Fixed versus adjustable rate loans
With a fixed-rate loan, your payment never changes for the entire duration of the mortgage. The longer you pay, the more of your payment goes toward principal. Your property taxes increase, or rarely, decrease, and your insurance rates might vary as well. But generally monthly payments for your fixed-rate loan will be very stable.
During the early amortization period of a fixed-rate loan, most of your payment pays interest, and a much smaller percentage goes to principal. The amount applied to your principal amount goes up gradually every month.
Borrowers might choose a fixed-rate loan in order to lock in a low interest rate. People choose fixed-rate loans when interest rates are low and they wish to lock in at the low rate. For homeowners who have an ARM now, refinancing into a fixed-rate loan can offer greater monthly payment stability. If you have an Adjustable Rate Mortgage (ARM) now, we'll be glad to help you lock in a fixed-rate at the best rate currently available. Call First Southeast Mortgage Corporation at 954.920.9799 to discuss your situation with one of our professionals.
There are many kinds of Adjustable Rate Mortgages. Generally, the interest for ARMs are based on an outside index. A few of these are: the 6-month CD rate, the one-year rate on Treasure Securities, the Federal Home Loan Bank's 11th District Cost of Funds Index (COFI), or others.
Most ARM programs have a "cap" that protects you from sudden monthly payment increases. There may be a cap on how much your interest rate can increase in one period. For example: no more than a couple percent a year, even if the index the rate is based on goes up by more than two percent. Sometimes an ARM has a "payment cap" which ensures that your payment can't go above a fixed amount in a given year. In addition, the great majority of ARM programs have a "lifetime cap" — the rate won't go over the capped amount.
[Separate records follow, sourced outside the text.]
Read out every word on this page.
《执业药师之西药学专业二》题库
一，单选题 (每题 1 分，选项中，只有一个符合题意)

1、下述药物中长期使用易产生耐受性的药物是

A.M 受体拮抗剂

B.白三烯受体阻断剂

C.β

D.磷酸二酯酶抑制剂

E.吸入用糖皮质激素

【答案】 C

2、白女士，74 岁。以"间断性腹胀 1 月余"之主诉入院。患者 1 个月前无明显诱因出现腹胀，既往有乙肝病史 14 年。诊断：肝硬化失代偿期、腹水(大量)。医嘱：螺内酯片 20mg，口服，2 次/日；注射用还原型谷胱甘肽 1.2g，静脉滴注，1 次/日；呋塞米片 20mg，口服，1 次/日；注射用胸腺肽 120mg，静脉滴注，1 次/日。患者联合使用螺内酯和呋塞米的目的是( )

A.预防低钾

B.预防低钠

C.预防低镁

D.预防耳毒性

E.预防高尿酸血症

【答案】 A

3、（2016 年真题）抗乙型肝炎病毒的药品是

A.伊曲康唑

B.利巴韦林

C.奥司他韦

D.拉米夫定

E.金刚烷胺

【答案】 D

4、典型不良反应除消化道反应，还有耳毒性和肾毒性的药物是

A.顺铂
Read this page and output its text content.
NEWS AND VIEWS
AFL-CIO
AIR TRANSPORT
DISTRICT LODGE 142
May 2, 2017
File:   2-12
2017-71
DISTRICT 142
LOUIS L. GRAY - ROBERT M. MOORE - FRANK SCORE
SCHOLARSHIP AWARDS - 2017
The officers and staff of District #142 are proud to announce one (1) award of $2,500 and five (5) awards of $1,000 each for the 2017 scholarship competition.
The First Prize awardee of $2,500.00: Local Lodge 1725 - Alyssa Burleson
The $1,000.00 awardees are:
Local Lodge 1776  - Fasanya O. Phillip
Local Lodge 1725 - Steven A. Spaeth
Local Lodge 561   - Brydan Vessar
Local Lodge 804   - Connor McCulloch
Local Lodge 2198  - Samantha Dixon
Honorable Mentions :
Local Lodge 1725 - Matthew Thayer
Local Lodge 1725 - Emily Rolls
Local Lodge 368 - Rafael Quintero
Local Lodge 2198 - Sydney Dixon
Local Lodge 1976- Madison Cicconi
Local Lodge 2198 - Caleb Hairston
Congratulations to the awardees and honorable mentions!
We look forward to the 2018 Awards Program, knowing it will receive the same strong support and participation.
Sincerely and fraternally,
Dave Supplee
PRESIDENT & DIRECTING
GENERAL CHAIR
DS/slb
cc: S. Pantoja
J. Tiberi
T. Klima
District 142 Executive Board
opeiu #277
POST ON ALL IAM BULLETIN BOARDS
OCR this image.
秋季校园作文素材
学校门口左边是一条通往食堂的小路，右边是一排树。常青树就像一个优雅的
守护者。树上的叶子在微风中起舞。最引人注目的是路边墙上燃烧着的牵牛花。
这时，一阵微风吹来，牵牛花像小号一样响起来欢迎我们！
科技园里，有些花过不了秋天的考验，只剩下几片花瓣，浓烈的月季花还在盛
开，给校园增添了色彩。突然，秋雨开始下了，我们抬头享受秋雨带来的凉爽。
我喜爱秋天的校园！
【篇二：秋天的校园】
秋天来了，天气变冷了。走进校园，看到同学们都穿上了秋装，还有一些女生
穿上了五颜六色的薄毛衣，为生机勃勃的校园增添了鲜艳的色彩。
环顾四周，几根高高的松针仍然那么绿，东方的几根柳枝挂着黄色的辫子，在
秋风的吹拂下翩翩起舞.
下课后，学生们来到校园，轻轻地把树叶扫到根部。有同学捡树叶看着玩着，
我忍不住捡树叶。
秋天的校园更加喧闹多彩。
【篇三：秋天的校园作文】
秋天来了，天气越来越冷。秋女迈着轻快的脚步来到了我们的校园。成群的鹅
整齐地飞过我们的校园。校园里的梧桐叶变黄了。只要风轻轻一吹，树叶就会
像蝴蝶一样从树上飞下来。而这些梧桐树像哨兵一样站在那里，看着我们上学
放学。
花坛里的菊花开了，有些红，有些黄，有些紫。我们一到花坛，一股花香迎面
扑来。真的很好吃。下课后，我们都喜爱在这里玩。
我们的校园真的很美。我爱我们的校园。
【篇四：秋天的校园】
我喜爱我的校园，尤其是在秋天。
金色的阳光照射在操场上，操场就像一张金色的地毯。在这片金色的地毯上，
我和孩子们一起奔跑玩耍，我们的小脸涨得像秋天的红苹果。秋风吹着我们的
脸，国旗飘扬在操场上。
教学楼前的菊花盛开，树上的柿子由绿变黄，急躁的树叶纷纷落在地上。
ARMs usually start out at a very low rate that may increase over time. You've likely read about 5/1 or 3/1 ARMs. For these loans, the introductory rate is set for three or five years. After this period it adjusts every year. These types of loans are fixed for 3 or 5 years, then they adjust. Loans like this are best for people who expect to move in three or five years. These types of adjustable rate loans benefit borrowers who plan to sell their house or refinance before the loan adjusts.
You might choose an ARM to get a lower introductory rate and count on moving, refinancing or simply absorbing the higher rate after the introductory rate expires. ARMs can be risky in a down market because homeowners can get stuck with increasing rates when they can't sell their home or refinance at the lower property value.